Sementara dalam Pasal 163 UU Nomor 10 Tahun 2016 tentang Pilkada, gubernur terpilih yang menjadi berstatu sebagai terdakwa juga harus diberhentikan secara sementara.
“Menurut UU Pemda dan Pilkada, (kepala daerah berstatus) terdakwa diberhentikan sementara wajib hukumnya, tidak ada kecuali,” ujar ahli hukum pidana dari Universitas Padjajaran, Romli Atmasasmita melalui akun twitter @rajasundawiwaha, dikutip Aktual.com, Rabu (8/2).
Kata Romli, pemberhentian Ahok harus dilakukan setelah masa cuti kampanye Ahok berakhir pada 11 Februari 2017.
“Cuti (kampanye) berakhir bagi Ahok, maka pemberhentian sementara belaku, dan (masa tugas) Plt Gubernur diperpanjang lagi,” ucap penggagas UU tentang Komisi Pemberantasan Korupsi (KPK).
Karenanya, lanjut Romli, pemberhentian Ahok merupakan suatu keniscayaan. Kalau tidak, Presiden Jokowi dapat dianggap sebagai pengangkang UU.
“Jika Ahok melanjutkan jabatan gubernur, maka Presiden melanggar dua UU tersebut,” pungkasnya.
Seperti diketahui, Mendagri hingga kini belum juga memberhentikan Ahok selaku Gubernur DKI. Sebelumnya, alasan Tjahjo menunggu nomor register perkara yang membelit Ahok.
Selanjutnya, politikus PDI-P itu kembali berdalih menunggu tuntutan Jaksa yang menangani kasus Ahok.

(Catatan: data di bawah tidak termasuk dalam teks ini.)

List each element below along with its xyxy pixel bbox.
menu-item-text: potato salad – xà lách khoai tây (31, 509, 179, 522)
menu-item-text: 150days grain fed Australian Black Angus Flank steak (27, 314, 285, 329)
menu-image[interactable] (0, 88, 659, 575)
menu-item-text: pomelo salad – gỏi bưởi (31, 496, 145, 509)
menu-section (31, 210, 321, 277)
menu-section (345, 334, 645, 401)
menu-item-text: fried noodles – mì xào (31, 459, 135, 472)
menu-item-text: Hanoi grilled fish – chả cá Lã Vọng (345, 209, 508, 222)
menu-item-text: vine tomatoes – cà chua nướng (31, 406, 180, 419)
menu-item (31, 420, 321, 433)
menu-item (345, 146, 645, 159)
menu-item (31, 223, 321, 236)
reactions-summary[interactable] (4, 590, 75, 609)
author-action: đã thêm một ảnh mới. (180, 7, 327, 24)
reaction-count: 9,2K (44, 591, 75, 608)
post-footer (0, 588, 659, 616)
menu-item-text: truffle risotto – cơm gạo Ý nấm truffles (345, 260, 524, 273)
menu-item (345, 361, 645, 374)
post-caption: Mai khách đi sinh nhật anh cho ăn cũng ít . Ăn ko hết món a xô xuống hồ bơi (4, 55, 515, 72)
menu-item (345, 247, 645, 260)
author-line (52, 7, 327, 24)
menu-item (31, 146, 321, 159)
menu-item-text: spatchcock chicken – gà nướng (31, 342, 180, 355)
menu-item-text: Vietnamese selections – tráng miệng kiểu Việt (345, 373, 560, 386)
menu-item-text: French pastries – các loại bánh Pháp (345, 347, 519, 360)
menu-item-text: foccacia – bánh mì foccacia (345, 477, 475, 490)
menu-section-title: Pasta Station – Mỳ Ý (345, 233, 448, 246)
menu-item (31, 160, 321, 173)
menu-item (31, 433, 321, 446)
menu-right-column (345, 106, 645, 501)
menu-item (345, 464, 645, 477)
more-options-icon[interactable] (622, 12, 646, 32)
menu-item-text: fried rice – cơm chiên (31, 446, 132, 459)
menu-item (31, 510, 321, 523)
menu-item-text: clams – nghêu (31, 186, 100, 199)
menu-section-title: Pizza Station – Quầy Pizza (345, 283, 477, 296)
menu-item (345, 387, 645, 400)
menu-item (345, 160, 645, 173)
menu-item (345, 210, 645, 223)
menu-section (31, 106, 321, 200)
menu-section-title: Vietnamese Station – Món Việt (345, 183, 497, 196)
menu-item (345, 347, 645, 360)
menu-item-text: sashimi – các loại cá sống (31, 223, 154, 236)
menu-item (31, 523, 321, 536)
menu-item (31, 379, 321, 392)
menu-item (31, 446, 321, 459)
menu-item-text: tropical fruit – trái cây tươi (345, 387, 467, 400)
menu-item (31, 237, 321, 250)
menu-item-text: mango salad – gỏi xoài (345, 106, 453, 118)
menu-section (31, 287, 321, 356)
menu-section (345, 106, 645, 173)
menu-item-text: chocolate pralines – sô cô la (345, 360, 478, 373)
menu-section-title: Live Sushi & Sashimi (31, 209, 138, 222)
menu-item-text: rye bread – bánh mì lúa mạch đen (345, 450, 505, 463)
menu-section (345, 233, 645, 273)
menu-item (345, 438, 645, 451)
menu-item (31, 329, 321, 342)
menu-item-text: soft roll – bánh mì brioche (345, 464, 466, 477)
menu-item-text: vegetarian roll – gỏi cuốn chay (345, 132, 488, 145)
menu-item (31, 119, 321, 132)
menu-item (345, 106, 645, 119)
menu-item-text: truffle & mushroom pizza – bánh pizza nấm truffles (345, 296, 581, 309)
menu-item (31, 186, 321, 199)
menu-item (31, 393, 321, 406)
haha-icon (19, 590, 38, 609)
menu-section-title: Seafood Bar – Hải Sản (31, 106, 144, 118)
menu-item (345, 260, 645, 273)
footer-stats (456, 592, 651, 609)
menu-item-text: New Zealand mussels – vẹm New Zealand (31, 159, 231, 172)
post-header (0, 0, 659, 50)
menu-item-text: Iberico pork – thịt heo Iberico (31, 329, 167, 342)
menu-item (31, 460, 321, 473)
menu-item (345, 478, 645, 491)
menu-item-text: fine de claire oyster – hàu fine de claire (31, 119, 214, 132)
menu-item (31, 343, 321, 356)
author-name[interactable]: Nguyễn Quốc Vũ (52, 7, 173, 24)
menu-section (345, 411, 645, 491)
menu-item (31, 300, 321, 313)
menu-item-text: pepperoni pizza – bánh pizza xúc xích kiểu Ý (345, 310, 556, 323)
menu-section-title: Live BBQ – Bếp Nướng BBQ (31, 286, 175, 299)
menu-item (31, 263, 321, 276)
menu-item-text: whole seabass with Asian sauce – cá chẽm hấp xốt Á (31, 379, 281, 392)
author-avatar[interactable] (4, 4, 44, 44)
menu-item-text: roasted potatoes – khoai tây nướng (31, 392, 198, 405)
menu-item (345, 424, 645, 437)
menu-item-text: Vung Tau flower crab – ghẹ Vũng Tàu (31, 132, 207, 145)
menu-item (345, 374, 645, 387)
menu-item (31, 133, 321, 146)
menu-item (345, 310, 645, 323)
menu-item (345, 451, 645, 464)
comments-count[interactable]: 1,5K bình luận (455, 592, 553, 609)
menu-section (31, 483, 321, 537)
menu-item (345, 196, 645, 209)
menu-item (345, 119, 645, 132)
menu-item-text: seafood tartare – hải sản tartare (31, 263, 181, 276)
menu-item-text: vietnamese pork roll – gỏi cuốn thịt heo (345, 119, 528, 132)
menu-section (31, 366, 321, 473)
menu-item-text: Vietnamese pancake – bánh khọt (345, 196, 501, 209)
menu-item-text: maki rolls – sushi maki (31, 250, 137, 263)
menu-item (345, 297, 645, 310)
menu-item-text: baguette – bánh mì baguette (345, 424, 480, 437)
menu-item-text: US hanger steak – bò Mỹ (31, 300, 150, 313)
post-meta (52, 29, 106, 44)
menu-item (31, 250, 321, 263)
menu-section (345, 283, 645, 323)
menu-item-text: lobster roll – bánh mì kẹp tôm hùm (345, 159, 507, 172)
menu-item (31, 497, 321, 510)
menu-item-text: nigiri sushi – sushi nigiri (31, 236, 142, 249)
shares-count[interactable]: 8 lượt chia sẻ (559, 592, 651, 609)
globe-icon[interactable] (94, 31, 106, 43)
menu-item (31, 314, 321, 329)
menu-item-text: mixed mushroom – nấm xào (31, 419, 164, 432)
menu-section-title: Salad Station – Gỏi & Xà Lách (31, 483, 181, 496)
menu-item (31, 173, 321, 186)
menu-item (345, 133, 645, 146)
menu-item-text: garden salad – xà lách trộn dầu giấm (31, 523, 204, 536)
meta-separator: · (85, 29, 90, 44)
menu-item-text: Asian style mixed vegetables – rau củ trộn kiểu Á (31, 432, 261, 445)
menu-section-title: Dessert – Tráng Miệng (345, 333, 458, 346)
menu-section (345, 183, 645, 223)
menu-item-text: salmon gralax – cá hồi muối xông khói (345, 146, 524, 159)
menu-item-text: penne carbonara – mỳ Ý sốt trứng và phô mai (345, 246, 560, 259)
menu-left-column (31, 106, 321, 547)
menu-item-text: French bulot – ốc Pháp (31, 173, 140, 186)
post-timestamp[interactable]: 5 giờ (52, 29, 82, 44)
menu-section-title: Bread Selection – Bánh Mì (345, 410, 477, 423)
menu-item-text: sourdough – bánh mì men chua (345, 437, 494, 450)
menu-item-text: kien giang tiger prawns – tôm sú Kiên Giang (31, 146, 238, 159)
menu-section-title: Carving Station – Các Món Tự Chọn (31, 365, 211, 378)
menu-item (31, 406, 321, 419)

Padahal, UU Pemda maupun Pilkada tidak mengatur demikian.
Ahok sendiri telah ditetapkan sebagai tersangka kasus penodaan agama sejak 2016 lalu, dan resmi berstatus sebagai terdakwa pada Desember 2016. Calon Gubernur DKI 2017-2022 ini disangka melanggar Pasal 156a huruf a KUHP atau Pasal 156 KUHP.